Robert Hooke (1635-1703) usó más tarde el microscopio para documentar la existencia de “cajas pequeñas” o células en los vegetales e inspiró los trabajos de los histólogos posteriores; pero algunas de las mayores contribuciones a la ciencia médica provinieron del microscopista italiano, Marcello Malpighi (1628-1694).

Malpighi, descrito como el fundador de la histología, fue médico del papa Inocencio XII y famoso por sus investigaciones sobre la embriología del pollo y la histología y fisiología de las glándulas y las vísceras.

Su trabajo en embriología describe las minucias de los aorticarques, el pliegue de la cabeza, el surco neural y las vesículas ópticas cerebrales.

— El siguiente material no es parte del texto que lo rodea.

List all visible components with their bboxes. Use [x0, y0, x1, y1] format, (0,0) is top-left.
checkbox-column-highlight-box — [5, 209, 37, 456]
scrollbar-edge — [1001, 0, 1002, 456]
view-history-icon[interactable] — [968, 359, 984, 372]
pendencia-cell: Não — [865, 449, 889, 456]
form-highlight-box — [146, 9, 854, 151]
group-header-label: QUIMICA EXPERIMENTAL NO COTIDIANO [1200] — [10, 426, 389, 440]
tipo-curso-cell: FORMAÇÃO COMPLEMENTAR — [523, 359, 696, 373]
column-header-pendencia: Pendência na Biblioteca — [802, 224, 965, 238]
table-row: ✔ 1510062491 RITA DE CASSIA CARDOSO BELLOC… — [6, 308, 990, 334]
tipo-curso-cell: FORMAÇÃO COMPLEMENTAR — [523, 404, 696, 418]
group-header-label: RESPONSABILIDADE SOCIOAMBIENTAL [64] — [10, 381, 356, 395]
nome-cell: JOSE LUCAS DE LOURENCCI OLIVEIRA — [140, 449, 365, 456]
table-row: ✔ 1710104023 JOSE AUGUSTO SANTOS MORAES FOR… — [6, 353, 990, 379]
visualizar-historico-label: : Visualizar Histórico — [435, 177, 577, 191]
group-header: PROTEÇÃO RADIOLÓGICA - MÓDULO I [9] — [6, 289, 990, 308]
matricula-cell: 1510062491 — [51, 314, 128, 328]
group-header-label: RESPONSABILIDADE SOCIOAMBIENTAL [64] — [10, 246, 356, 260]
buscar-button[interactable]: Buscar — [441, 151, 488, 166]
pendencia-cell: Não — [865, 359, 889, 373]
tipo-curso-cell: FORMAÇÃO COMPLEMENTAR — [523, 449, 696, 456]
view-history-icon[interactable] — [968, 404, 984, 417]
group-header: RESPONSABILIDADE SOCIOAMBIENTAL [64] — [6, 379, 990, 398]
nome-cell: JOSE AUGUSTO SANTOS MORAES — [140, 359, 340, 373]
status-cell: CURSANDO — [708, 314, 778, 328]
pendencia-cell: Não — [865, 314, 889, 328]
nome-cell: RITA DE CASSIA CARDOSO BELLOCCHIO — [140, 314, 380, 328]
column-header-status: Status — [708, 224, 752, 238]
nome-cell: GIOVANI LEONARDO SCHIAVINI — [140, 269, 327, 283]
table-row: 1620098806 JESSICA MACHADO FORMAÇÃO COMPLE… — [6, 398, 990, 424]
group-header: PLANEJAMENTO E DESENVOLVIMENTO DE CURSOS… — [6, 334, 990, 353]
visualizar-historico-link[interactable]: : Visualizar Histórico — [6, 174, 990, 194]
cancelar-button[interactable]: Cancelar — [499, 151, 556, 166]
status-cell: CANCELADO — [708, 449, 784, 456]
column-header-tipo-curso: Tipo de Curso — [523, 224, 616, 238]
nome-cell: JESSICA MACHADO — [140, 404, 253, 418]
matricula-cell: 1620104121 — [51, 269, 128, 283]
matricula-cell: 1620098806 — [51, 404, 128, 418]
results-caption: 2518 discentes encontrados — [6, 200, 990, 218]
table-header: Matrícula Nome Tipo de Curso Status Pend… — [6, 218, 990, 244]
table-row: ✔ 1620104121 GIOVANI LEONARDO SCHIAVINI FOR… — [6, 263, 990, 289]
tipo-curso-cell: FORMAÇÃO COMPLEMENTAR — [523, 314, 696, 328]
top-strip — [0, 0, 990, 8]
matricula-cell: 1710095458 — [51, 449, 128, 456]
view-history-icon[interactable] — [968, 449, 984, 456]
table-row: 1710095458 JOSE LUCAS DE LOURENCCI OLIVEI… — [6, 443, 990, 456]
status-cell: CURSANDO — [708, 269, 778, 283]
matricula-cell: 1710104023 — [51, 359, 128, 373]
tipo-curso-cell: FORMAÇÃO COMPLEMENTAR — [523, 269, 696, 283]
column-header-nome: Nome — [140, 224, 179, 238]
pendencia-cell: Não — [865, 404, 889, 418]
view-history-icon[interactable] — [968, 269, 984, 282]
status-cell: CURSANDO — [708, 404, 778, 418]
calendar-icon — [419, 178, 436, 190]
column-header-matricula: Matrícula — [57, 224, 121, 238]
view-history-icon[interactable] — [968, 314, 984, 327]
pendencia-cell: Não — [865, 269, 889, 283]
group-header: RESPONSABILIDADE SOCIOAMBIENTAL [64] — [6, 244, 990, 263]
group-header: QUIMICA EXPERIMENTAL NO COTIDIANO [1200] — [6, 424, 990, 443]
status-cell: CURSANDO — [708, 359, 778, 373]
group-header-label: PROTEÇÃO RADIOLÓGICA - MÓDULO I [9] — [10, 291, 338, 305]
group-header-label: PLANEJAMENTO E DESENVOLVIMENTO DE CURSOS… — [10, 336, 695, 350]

La Uroscopía todavía se usaba ampliamente y había ganado popularidad como método para diagnosticar la “clorosis” o mujeres enfermas de amor y algunas veces para evaluar la castidad.

Otros métodos de análisis de orina también tuvieron sus raíces en el siglo XVII.

El análisis gravimétrico de la orina fue introducido por el místico belga Jean Baptiste van Helmont (1577-1644) .

Van Helmont pesó una cantidad de especímenes por 24 horas, pero no fue capaz de extraer conclusiones valiosas de sus mediciones.

Hasta finales del siglo XVII, cuando Frederik Dekkers de Leiden (Países Bajos) observó que la orina que contenía proteínas formaba un precipitado cuando se hervía con ácido acético, el análisis de orina se volvió más científico y más valioso.

Thomas Willis (1621-1675), médico inglés y defensor de la química fue el pionero en el mejor análisis cualitativo de la época.

También fue el primero en notar el característico sabor dulce de la orina diabética que estableció el principio para el diagnóstico diferencial de la diabetes mellitus y la diabetes insípida.

Los experimentos con transfusiones de sangre también comenzaron a realizarse con la ayuda de un fisiólogo de Cornwall, Inglaterra, llamado Richard Lower (1631-1691).

Fue el primero en realizar una transfusión directa de sangre de un animal a otro.

Otras innovaciones médicas del momento incluyeron la inyección intravenosa de drogas, la transfusión de sangre y los primeros intentos de usar la frecuencia y la temperatura del pulso como indicadores del estado de salud.